I would like to know if there is some way to adapt the period of a moving average to market conditions like for instance the stop loss can be adapted to market conditions using the average true range. Thanks!
EDIT: As suggested, I add some references and context to my question.
I have a trend following system that in the test period 2009 - 2014, with one hour candles, no parameters to optimize, EUR/USD produces these figures:
Max drawdown -48$ 13% (MAE -74$ 20%)
Number of trades 165 (28/year, 1/week, 1/day)
Percent winning 31%
Annual return 139%
Profit factor 1.99 (PRR 1.56)
Sharpe ratio 0.92
Kelly criterion 0.55
R2 coefficient 0.647
Ulcer index 9.4%
However the same system in 2003 - 2008 makes:
Max drawdown -131$ 158% (MAE -154$ 185%)
Number of trades 212 (36/year, 1/week, 1/day)
Percent winning 19%
Annual return 14%
Profit factor 1.15 (PRR 0.90)
Sharpe ratio 0.27
Kelly criterion 0.39
R2 coefficient 0.110
Ulcer index 68.2%
So I tried to look for an adaptive moving average that adapts to market conditions, I read among others these two references:
http://www.mesasoftware.com/papers/MAMA.pdf (just in case it goes down) https://books.google.com.uy/books?id=_KjOT1b9bfUC&pg=PA113&lpg=PA113#v=onepage&q&f=false
I have tried to reproduce the method of the first link mith mixed results, I tested with EUR/USD and candles of 8 hours this code, sorry for the length, I hope you bear with me:
vars Price = series(price());
Stop = 2*ATR(100);
MAMA(Price,0.05,0.5);
vars MAMAs = series(rMAMA);
vars FAMAs = series(rFAMA);
if( crossUnder(FAMAs,MAMAs) ){
reverseShort(1);//if the Following Adaptive Moving Average crosses under the Mother of Adaptive Moving Averages then I enter long, closing previous short if any
} else if( crossOver(FAMAs,MAMAs) ) {
reverseLong(1);
}
plot("price",Price[0],MAIN|LINE,BLACK);
plot("Mama",MAMAs,LINE,RED);
plot("Fama",FAMAs,LINE,BLUE);
Testing that in 2009 - 2014 gave
Max drawdown -157$ 64% (MAE -159$ 65%)
Number of trades 392 (68/year, 2/week, 1/day)
Percent winning 62%
Annual return 35%
Profit factor 1.15 (PRR 1.00)
Sharpe ratio 0.52
Kelly criterion 0.73
R2 coefficient 0.002
Ulcer index 21.2%
But in 2003 - 2008 it gives
Max drawdown -255$ -1396% (MAE -255$ -1397%)
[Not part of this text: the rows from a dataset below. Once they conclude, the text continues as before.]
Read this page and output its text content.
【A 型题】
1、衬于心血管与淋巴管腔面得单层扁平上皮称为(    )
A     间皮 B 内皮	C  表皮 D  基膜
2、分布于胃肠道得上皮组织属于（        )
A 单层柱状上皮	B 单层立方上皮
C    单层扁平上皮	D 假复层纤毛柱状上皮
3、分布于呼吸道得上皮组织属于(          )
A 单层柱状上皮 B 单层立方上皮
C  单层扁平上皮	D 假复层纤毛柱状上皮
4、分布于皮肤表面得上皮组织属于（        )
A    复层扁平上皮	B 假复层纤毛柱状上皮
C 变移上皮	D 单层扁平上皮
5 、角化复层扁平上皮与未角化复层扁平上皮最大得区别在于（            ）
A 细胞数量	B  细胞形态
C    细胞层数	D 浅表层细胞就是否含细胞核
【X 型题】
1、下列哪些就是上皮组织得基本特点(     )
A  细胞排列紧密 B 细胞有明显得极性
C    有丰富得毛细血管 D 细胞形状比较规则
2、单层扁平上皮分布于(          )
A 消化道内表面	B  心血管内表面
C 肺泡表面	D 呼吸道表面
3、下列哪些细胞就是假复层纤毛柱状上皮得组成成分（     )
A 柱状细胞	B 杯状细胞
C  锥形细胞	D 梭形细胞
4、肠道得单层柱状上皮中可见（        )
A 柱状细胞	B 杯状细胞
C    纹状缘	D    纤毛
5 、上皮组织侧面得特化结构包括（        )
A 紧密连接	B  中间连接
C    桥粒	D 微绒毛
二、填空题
Number of trades 383 (66/year, 2/week, 1/day)
Percent winning 60%
Annual return -2%
Profit factor 0.99 (PRR 0.85)
Sharpe ratio -0.02
Kelly criterion -0.05
R2 coefficient 0.013
Ulcer index 38.7%
However if I test in 2003 - 2008 with 4 hour candles the results are
Max drawdown -145$ 67% (MAE -146$ 67%)
Number of trades 790 (134/year, 3/week, 1/day)
Percent winning 61%
Annual return 32%
Profit factor 1.10 (PRR 0.99)
Sharpe ratio 0.50
Kelly criterion 0.71
R2 coefficient 0.415
Ulcer index 23.0%
So, even this 'adaptive' moving average needed to be adapted to a different market by adjusting the duration of candles, but I don't know whether this is curve fitting. Is there a way to detect this change in market conditions between 2003 - 2008 and 2009 - 2014 in this test?